「1日のリズムと食べる時間」では、「朝夕は軽く、昼しっかり」食べること、そして「食べない時間」を意識的につくることが大切だとお伝えしました。最近の研究では、食べる時間を12時間以内に制限することによって睡眠の質も改善が見られることがわかりました。これは体内時計(サーカディアンリズム)がより自然に機能するようになったためと考えられ、結果的に生活全体の質にも影響します。
食事の量や頻度、そして食べるタイミングが健康管理を行ううえでとても重要なのですが、このことは意外と知られていないようです。もっと言えば、「食べることを休む」習慣を少しずつでも増やすことが大切です。現代人の多くは空腹を感じる前に食べてしまう傾向にあり、それによって大事な生命維持機能が阻害されているからです。あなたは最近、ぐーっとおなかが鳴るような空腹感を感じましたか?
空腹にまさる調味料はないと言われますが、健康面から見ても、空腹のメリットは大きいものです。
その一つは、空腹でいると、栄養が届かなくなった細胞の中で、古くなった酵素や不要になったたんぱく質などの大掃除を始めること。これを「オートファジー(自食)」といいます。空腹を感じる時間がなく食べてばかりいると、このデトックス効果が発揮されることなく、不要なものが細胞内に溜まっていきます。

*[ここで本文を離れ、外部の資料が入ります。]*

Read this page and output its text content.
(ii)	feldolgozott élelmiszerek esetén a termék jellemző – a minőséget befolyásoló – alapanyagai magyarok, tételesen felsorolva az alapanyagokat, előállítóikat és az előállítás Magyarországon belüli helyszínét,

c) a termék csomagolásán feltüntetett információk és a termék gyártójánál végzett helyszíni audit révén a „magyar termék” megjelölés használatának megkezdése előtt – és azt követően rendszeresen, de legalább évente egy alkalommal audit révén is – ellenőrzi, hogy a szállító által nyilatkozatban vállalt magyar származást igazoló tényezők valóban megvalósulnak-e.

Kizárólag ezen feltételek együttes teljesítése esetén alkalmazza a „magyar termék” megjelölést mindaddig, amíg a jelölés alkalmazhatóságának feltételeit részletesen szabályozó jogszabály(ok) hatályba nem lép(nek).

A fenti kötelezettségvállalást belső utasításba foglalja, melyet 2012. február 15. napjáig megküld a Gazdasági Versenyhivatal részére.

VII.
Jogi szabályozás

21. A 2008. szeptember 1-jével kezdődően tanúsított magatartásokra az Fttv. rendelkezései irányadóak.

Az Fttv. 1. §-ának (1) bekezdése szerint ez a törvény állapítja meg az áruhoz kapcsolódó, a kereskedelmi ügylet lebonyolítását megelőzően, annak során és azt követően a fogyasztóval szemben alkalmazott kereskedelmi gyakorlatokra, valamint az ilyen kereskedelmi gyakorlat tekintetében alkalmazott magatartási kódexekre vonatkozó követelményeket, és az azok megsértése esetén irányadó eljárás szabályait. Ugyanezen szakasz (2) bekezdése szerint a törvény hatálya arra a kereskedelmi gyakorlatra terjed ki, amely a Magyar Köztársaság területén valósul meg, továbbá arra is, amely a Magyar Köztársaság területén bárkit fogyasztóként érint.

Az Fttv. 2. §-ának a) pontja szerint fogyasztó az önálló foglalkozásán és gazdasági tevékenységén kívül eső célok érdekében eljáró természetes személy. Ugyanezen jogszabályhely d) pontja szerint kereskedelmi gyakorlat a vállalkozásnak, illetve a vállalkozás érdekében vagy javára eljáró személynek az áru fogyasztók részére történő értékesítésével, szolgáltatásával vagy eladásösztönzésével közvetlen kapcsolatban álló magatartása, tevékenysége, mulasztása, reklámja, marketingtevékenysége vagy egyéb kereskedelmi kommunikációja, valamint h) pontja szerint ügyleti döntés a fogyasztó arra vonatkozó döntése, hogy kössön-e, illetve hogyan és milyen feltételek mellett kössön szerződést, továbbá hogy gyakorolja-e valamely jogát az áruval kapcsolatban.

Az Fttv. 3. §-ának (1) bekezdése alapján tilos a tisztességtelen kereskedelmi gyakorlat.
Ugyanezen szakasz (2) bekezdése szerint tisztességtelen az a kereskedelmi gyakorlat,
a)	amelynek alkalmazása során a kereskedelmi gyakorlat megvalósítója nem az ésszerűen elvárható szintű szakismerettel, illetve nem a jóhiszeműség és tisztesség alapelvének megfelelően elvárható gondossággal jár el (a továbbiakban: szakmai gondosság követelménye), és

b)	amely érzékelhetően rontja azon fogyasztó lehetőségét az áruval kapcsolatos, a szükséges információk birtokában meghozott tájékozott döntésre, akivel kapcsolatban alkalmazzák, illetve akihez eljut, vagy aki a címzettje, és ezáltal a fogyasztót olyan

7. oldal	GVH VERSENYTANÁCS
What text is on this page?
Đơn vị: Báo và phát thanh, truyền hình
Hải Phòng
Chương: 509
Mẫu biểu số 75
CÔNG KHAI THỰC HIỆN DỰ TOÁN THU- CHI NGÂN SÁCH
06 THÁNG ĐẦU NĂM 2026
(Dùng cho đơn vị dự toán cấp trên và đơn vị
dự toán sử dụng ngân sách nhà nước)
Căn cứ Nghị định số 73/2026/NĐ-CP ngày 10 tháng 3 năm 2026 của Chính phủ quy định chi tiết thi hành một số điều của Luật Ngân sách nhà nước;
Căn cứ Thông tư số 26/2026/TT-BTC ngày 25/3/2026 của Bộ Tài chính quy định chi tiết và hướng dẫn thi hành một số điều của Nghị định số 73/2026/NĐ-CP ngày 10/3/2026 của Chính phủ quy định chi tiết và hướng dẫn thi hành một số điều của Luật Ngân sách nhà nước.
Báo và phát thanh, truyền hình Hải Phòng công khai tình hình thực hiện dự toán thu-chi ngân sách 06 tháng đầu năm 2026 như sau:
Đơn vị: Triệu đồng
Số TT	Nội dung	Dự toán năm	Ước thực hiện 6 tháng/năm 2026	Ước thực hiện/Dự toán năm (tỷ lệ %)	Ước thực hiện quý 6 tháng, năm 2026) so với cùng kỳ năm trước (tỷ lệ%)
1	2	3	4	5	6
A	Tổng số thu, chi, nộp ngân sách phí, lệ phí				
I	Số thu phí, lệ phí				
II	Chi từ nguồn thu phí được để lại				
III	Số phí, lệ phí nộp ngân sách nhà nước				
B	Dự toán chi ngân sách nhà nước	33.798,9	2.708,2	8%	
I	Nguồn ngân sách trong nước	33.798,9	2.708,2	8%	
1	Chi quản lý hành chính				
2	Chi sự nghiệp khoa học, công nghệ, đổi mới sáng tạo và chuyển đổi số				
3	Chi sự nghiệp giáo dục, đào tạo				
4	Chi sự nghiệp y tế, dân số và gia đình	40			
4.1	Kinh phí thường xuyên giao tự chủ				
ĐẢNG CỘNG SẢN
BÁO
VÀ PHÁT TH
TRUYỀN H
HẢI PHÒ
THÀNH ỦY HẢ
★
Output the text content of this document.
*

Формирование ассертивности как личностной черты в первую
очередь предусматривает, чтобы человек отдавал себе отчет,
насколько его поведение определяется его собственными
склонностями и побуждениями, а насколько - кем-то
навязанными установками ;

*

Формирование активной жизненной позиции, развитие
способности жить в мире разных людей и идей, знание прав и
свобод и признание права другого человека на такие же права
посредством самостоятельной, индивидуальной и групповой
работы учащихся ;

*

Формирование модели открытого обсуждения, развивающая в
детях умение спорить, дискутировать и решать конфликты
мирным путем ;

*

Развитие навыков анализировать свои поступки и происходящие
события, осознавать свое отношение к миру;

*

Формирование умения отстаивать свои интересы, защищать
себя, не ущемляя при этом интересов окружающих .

二つめは、ホルモンの働きです。空腹を感じると脳は「グレリン」というホルモンを分泌し、反対におなかがいっぱいになると「レプチン」というホルモンを分泌します。本来、この二つのホルモンがシーソーのように上がったり下がったりすることで、私たちの食べる行動をコントロールしているのですが、うまく機能していない人が多いのです。さほどおなかが空いていないと、グレリンの分泌はわずかです。そこで何かを食べてしまうとレプチンもうまく分泌されません。レプチンがしっかり分泌されれば食べ過ぎることはないのですが、これが分泌されないと食べている割には満腹感を感じられずに、結果として食べ過ぎて太ってしまいます。
最近では断食(ファスティング)という言葉も市民権を得ましたが、食べ過ぎが続いているというときには、ゆるい断食を行うことも体調を整えるうえで有効でしょう。ファスティングにはさまざまなやり方が提唱されていて、科学的な有効性は明らかになっていません。水以外は口にしないといった極端な方法は、専門家の指導のもとに行うようにしましょう。
おすすめは、食事代わりに野菜のスムージーを飲む、消化の良いスープを少量とるなど、あまりストレスなくできる「プチ断食」です。平日はコントロールしにくいという人も、休日などにこうしたファスティングを意識的に取り入れることで胃腸など消化器を修復させ、リセットするとよいでしょう。排泄機能も高まり、老廃物を排出することで体が軽くなるという利点もあります。
短期間の絶食で、体内の慢性炎症が緩和される方向にはたらくという報告もあります。また、ファスティングタイム(食事と食事の間隔)が長いほうが健康長寿に効果的であるという報告もあります。
ライオンなど野生の動物は、空腹のときは必死に獲物を探して満腹になればそれ以上食べません。ですから肥満のライオンなどはいません。同じように、人間も少し空腹状態の方が神経も研ぎ澄まされ、生命体として強くいられます。実際に、空腹を感じることでサーチュイン遺伝子と呼ばれる長寿遺伝子の働きが活発になることがわかっていますが、このことは、人間も一つの細胞からできている生命体であることを思い出させてくれます。「空腹感を忘れかけていた」という人は、ぜひ、空腹を感じてから食べる習慣を取り戻してください。